The original Intel HD Graphics were pretty bad, choppy animations even on 10.6. That chip was so bad Apple chose to release the 13" 2010 MBP with the old C2D CPU's so they could use the Nvidia 320m instead.
Actually that was because of the license spat between Intel and Nvidia. Nvidia had a license to make their own chipsets and Apple used them in the first Unibody machines because they saved a lot of space by having the chipset and the graphics on one chip. Apple would have kept using them if Intel hadn't gone and (successfully) sued Nvidia saying that the license was only for Core 2 Duo chips. This is why it took so long for Apple to release their first Arrendale/Nahalem machines when they had to bolt a Nvidia GPU to an Intel chipset (rather than getting them in one neat package from Nvidia) and these boards were simply too big to fit in the 13" machine without having to scale down the battery.
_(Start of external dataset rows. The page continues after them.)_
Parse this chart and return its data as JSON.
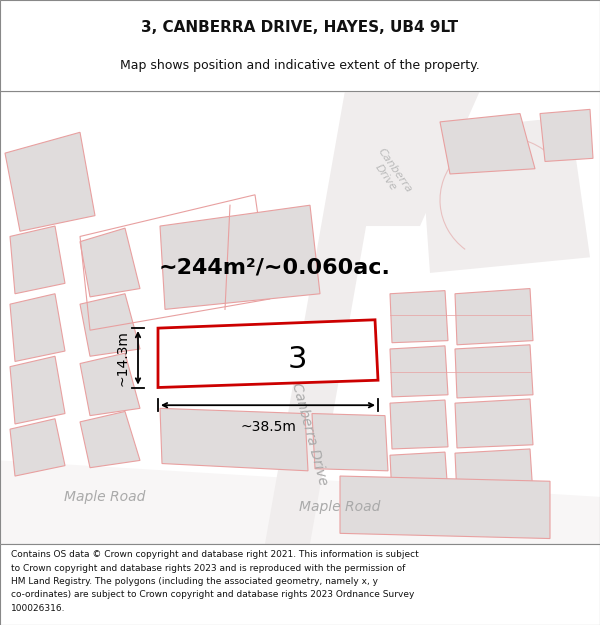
{
  "title": "3, CANBERRA DRIVE, HAYES, UB4 9LT",
  "subtitle": "Map shows position and indicative extent of the property.",
  "area_text": "~244m²/~0.060ac.",
  "width_label": "~38.5m",
  "height_label": "~14.3m",
  "plot_number": "3",
  "footer_lines": [
    "Contains OS data © Crown copyright and database right 2021. This information is subject",
    "to Crown copyright and database rights 2023 and is reproduced with the permission of",
    "HM Land Registry. The polygons (including the associated geometry, namely x, y",
    "co-ordinates) are subject to Crown copyright and database rights 2023 Ordnance Survey",
    "100026316."
  ],
  "map_bg": "#f5f2f2",
  "road_bg": "#ffffff",
  "building_fill": "#e0dcdc",
  "building_edge": "#e8a0a0",
  "plot_edge": "#cc0000",
  "plot_fill": "#ffffff",
  "road_label_color": "#aaaaaa",
  "title_color": "#111111",
  "footer_color": "#111111",
  "title_fs": 11,
  "subtitle_fs": 9,
  "area_fs": 16,
  "plot_num_fs": 22,
  "road_label_fs": 10,
  "footer_fs": 6.5
}
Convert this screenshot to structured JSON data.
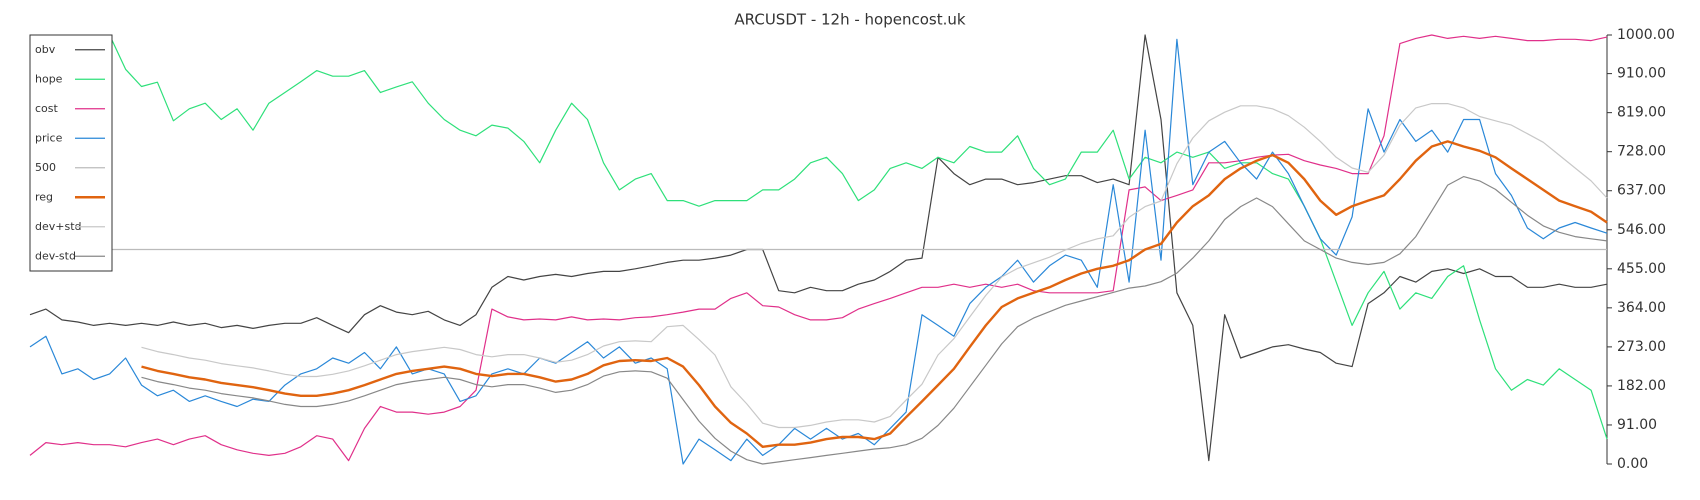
{
  "chart_data": {
    "type": "line",
    "title": "ARCUSDT - 12h - hopencost.uk",
    "ylim": [
      0,
      1000
    ],
    "yticks": [
      {
        "value": 0,
        "label": "0.00"
      },
      {
        "value": 91,
        "label": "91.00"
      },
      {
        "value": 182,
        "label": "182.00"
      },
      {
        "value": 273,
        "label": "273.00"
      },
      {
        "value": 364,
        "label": "364.00"
      },
      {
        "value": 455,
        "label": "455.00"
      },
      {
        "value": 546,
        "label": "546.00"
      },
      {
        "value": 637,
        "label": "637.00"
      },
      {
        "value": 728,
        "label": "728.00"
      },
      {
        "value": 819,
        "label": "819.00"
      },
      {
        "value": 910,
        "label": "910.00"
      },
      {
        "value": 1000,
        "label": "1000.00"
      }
    ],
    "legend": "upper left",
    "series": [
      {
        "name": "obv",
        "color": "#444444",
        "width": 1.2,
        "values": [
          348,
          361,
          336,
          331,
          323,
          328,
          323,
          328,
          323,
          331,
          323,
          328,
          318,
          323,
          316,
          323,
          328,
          328,
          341,
          323,
          306,
          348,
          369,
          354,
          348,
          356,
          336,
          323,
          348,
          412,
          437,
          429,
          437,
          442,
          437,
          444,
          449,
          449,
          455,
          462,
          470,
          475,
          475,
          480,
          487,
          500,
          500,
          404,
          399,
          412,
          404,
          404,
          419,
          429,
          449,
          475,
          480,
          715,
          677,
          651,
          664,
          664,
          651,
          656,
          664,
          672,
          672,
          656,
          664,
          651,
          1000,
          803,
          399,
          323,
          8,
          348,
          247,
          260,
          273,
          278,
          268,
          260,
          235,
          227,
          374,
          399,
          437,
          424,
          449,
          455,
          444,
          455,
          437,
          437,
          412,
          412,
          419,
          412,
          412,
          419
        ]
      },
      {
        "name": "hope",
        "color": "#2ee07a",
        "width": 1.2,
        "values": [
          null,
          null,
          null,
          null,
          null,
          1000,
          920,
          880,
          890,
          800,
          828,
          841,
          803,
          828,
          778,
          841,
          866,
          891,
          917,
          904,
          904,
          917,
          866,
          879,
          891,
          841,
          803,
          778,
          765,
          790,
          783,
          752,
          702,
          778,
          841,
          803,
          702,
          639,
          664,
          677,
          614,
          614,
          601,
          614,
          614,
          614,
          639,
          639,
          664,
          702,
          715,
          677,
          614,
          639,
          689,
          702,
          689,
          715,
          702,
          740,
          727,
          727,
          765,
          689,
          651,
          664,
          727,
          727,
          778,
          664,
          715,
          702,
          727,
          715,
          727,
          689,
          702,
          702,
          677,
          664,
          601,
          525,
          424,
          323,
          399,
          449,
          361,
          399,
          386,
          437,
          462,
          336,
          222,
          172,
          197,
          184,
          222,
          197,
          172,
          58
        ]
      },
      {
        "name": "cost",
        "color": "#e0308a",
        "width": 1.2,
        "values": [
          20,
          50,
          45,
          50,
          45,
          45,
          40,
          50,
          58,
          45,
          58,
          66,
          45,
          33,
          25,
          20,
          25,
          40,
          66,
          58,
          8,
          83,
          134,
          121,
          121,
          116,
          121,
          134,
          172,
          361,
          343,
          336,
          338,
          336,
          343,
          336,
          338,
          336,
          341,
          343,
          348,
          354,
          361,
          361,
          386,
          399,
          369,
          366,
          348,
          336,
          336,
          341,
          361,
          374,
          386,
          399,
          412,
          412,
          419,
          412,
          419,
          412,
          419,
          404,
          399,
          399,
          399,
          399,
          404,
          639,
          646,
          614,
          626,
          639,
          702,
          702,
          707,
          715,
          720,
          722,
          707,
          697,
          689,
          677,
          677,
          765,
          980,
          992,
          1000,
          992,
          997,
          992,
          997,
          992,
          987,
          987,
          990,
          990,
          987,
          995
        ]
      },
      {
        "name": "price",
        "color": "#2a88d8",
        "width": 1.2,
        "values": [
          273,
          298,
          210,
          222,
          197,
          210,
          247,
          184,
          159,
          172,
          146,
          159,
          146,
          134,
          151,
          146,
          184,
          210,
          222,
          247,
          235,
          260,
          222,
          273,
          210,
          222,
          210,
          146,
          159,
          210,
          222,
          210,
          247,
          235,
          260,
          285,
          247,
          273,
          235,
          247,
          222,
          0,
          58,
          33,
          8,
          58,
          20,
          45,
          83,
          58,
          83,
          58,
          71,
          45,
          83,
          121,
          348,
          323,
          298,
          374,
          412,
          437,
          475,
          424,
          462,
          487,
          475,
          412,
          651,
          424,
          778,
          475,
          990,
          651,
          727,
          752,
          702,
          664,
          727,
          677,
          601,
          525,
          487,
          576,
          828,
          727,
          803,
          752,
          778,
          727,
          803,
          803,
          677,
          626,
          550,
          525,
          550,
          563,
          550,
          538
        ]
      },
      {
        "name": "500",
        "color": "#bbbbbb",
        "width": 1.2,
        "values": [
          500,
          500,
          500,
          500,
          500,
          500,
          500,
          500,
          500,
          500,
          500,
          500,
          500,
          500,
          500,
          500,
          500,
          500,
          500,
          500,
          500,
          500,
          500,
          500,
          500,
          500,
          500,
          500,
          500,
          500,
          500,
          500,
          500,
          500,
          500,
          500,
          500,
          500,
          500,
          500,
          500,
          500,
          500,
          500,
          500,
          500,
          500,
          500,
          500,
          500,
          500,
          500,
          500,
          500,
          500,
          500,
          500,
          500,
          500,
          500,
          500,
          500,
          500,
          500,
          500,
          500,
          500,
          500,
          500,
          500,
          500,
          500,
          500,
          500,
          500,
          500,
          500,
          500,
          500,
          500,
          500,
          500,
          500,
          500,
          500,
          500,
          500,
          500,
          500,
          500,
          500,
          500,
          500,
          500,
          500,
          500,
          500,
          500,
          500,
          500
        ]
      },
      {
        "name": "reg",
        "color": "#e06410",
        "width": 2.4,
        "values": [
          null,
          null,
          null,
          null,
          null,
          null,
          null,
          227,
          217,
          210,
          202,
          197,
          189,
          184,
          179,
          172,
          164,
          159,
          159,
          164,
          172,
          184,
          197,
          210,
          217,
          222,
          227,
          222,
          210,
          205,
          210,
          210,
          202,
          192,
          197,
          210,
          230,
          240,
          242,
          240,
          247,
          227,
          184,
          134,
          96,
          71,
          40,
          45,
          45,
          50,
          58,
          63,
          63,
          58,
          71,
          109,
          146,
          184,
          222,
          273,
          323,
          366,
          386,
          399,
          412,
          429,
          444,
          455,
          462,
          475,
          500,
          513,
          563,
          601,
          626,
          664,
          689,
          707,
          720,
          702,
          664,
          614,
          581,
          601,
          614,
          626,
          664,
          707,
          740,
          752,
          740,
          730,
          715,
          689,
          664,
          639,
          614,
          601,
          588,
          563
        ]
      },
      {
        "name": "dev+std",
        "color": "#c8c8c8",
        "width": 1.2,
        "values": [
          null,
          null,
          null,
          null,
          null,
          null,
          null,
          272,
          262,
          255,
          247,
          242,
          234,
          229,
          224,
          217,
          209,
          204,
          204,
          209,
          217,
          229,
          242,
          255,
          262,
          267,
          272,
          267,
          255,
          250,
          255,
          255,
          247,
          237,
          242,
          255,
          275,
          285,
          287,
          285,
          320,
          323,
          290,
          254,
          180,
          140,
          95,
          85,
          85,
          90,
          98,
          103,
          103,
          98,
          111,
          149,
          186,
          254,
          292,
          343,
          393,
          436,
          456,
          469,
          482,
          499,
          514,
          525,
          532,
          575,
          600,
          613,
          700,
          760,
          800,
          820,
          835,
          835,
          828,
          812,
          785,
          752,
          715,
          690,
          680,
          720,
          790,
          830,
          840,
          840,
          830,
          810,
          800,
          790,
          770,
          750,
          720,
          690,
          660,
          620
        ]
      },
      {
        "name": "dev-std",
        "color": "#888888",
        "width": 1.2,
        "values": [
          null,
          null,
          null,
          null,
          null,
          null,
          null,
          202,
          192,
          185,
          177,
          172,
          164,
          159,
          154,
          147,
          139,
          134,
          134,
          139,
          147,
          159,
          172,
          185,
          192,
          197,
          202,
          197,
          185,
          180,
          185,
          185,
          177,
          167,
          172,
          185,
          205,
          215,
          217,
          215,
          200,
          150,
          100,
          60,
          30,
          10,
          0,
          5,
          10,
          15,
          20,
          25,
          30,
          35,
          38,
          45,
          60,
          90,
          130,
          180,
          230,
          280,
          320,
          340,
          355,
          370,
          380,
          390,
          400,
          410,
          415,
          425,
          445,
          480,
          520,
          570,
          600,
          620,
          600,
          560,
          520,
          500,
          480,
          470,
          465,
          470,
          490,
          530,
          590,
          650,
          670,
          660,
          640,
          610,
          580,
          555,
          540,
          530,
          525,
          520
        ]
      }
    ]
  }
}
according to this the highest supported on Windows and Linux is OpenGL 3.1. With that being said, I'm unsure in the case of HD 3000 on OS X whether the reported OpenGL 3.3 on the chart points to hardware capabilities but OpenGL 4.1 functionality is emulated in software mode.
The source reference for Windows is from 2011 and the source reference for Linux is from 2012. As for 3.3, it's basically the same as 4.0 except for older hardware, the two were after all released at the same time.
Nvidia's had OpenGL 4.4 beta drivers for Windows and Linux since July and AMD's only got support for 4.3 on both platforms (thou the Linux driver is a lot buggier than the Windows one).
On topic:
Any news on a fix for the video output bug that showed up in 10.9.2? Apple has recognized this bug (someone from them even emailed me after I posted about it on the support forums) and it's fairly annoying when I have to fidget with both a miniDisplayPort-to-DVI adapter and a 3,5mm stereoplug when I used to be able to do it with a single adapter AND get better quality audio.
Turns out it's some kind of kernel extension bug in the graphics related ones and when I tried to fix it by replacing one of the broken extensions I broke OSX. Sure taught me not to mess with the kernel extensions the same way Windows taught me not to mess with the registry.